Le 17 janvier est,  en effet,  la date anniversaire de l’assassinat du Premier ministre Patrice-Emery Lumumba, il y 59 ans. Traditionnellement, la journée est marquée par des hommages à la mémoire du héros national : des messes d’action de grâce au dépôt de gerbes de fleurs au monument érigé depuis 2002 dans le périmètre de l’échangeur de Limete, à Kinshasa.

Ce n’est donc pas un simple hasard de calendrier si les ténors de LAMUKA ont jeté leur dévolu sur la date du 17 janvier pour exprimer leur « indignation ». Les deux rescapés de la coalition d’opposition réalisent parfaitement que les autorités urbaines et policières ne sauront cautionner une manifestation à caractère politique en ce deuxième jour férié successif, après l’hommage rendu à Mzee Laurent-Désiré Kabila, la veille.
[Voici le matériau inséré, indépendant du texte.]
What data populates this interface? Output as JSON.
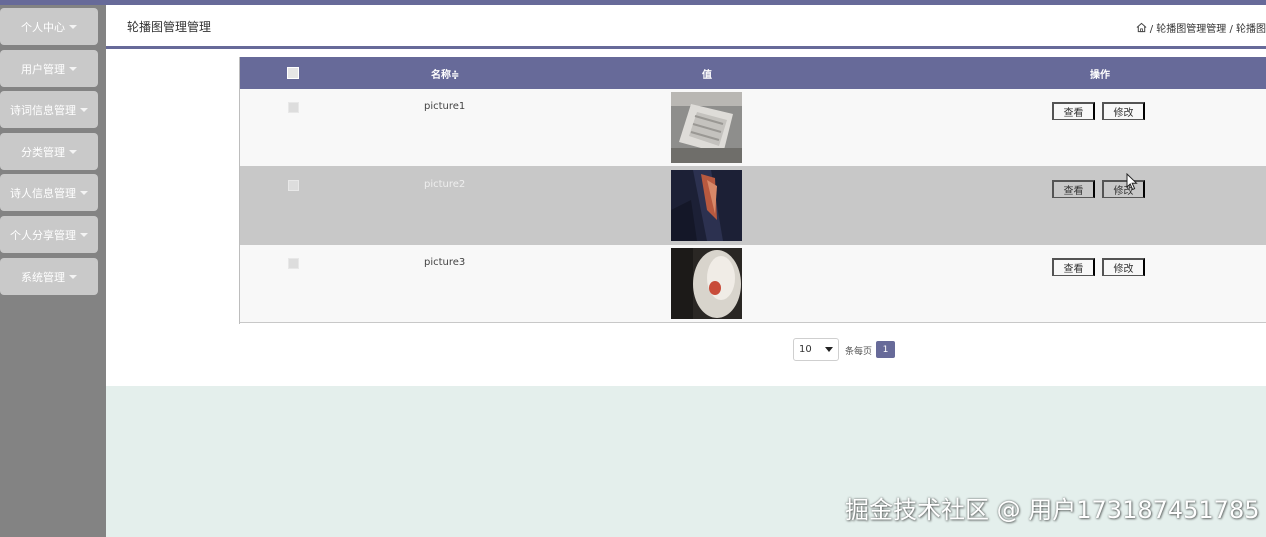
{
  "sidebar": {
    "items": [
      {
        "label": "个人中心"
      },
      {
        "label": "用户管理"
      },
      {
        "label": "诗词信息管理"
      },
      {
        "label": "分类管理"
      },
      {
        "label": "诗人信息管理"
      },
      {
        "label": "个人分享管理"
      },
      {
        "label": "系统管理"
      }
    ]
  },
  "header": {
    "title": "轮播图管理管理",
    "breadcrumb": "/ 轮播图管理管理 / 轮播图"
  },
  "table": {
    "columns": {
      "name": "名称≑",
      "value": "值",
      "actions": "操作"
    },
    "rows": [
      {
        "name": "picture1",
        "view": "查看",
        "edit": "修改"
      },
      {
        "name": "picture2",
        "view": "查看",
        "edit": "修改"
      },
      {
        "name": "picture3",
        "view": "查看",
        "edit": "修改"
      }
    ]
  },
  "pagination": {
    "page_size": "10",
    "per_page_label": "条每页",
    "current_page": "1"
  },
  "watermark": "掘金技术社区 @ 用户173187451785",
  "colors": {
    "accent": "#676a99",
    "sidebar_bg": "#838383",
    "menu_bg": "#c9c9c9",
    "selected_row": "#c8c8c8",
    "row_bg": "#f8f8f8",
    "page_bg": "#e4efec"
  }
}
Peu importe, si pour la coalition LAMUKA, les dividendes à tirer de l’interdiction plus que probable de la marche, comme souvent, resteront les réactions attendues de la « communauté internationale ». Il s’agit, en priorité, de se poser en « victimes » d’un régime répressif et intolérant. Et surtout, saisir l’occasion de soulever la sempiternelle question de « crise de légitimité » au sommet de l’Etat et pourquoi pas, réchauffer le plat quasiment faisandé de la « vérité des urnes ».

D’autre part, et quel que soit l’issue des entretiens entre le président de la République et la communauté estudiantine de l’UNIKIN, dans la suite des remous qui ont conduit à la fermeture de l’Université de Kinshasa et le déguerpissement des étudiants ; ou la montée de fièvre à la Fonction publique qui menace de grève en protestation de l’instauration d’un impôt de 15 pourcents sur la rémunération, c’est du pain bénit pour une opposition en perte de vitesse.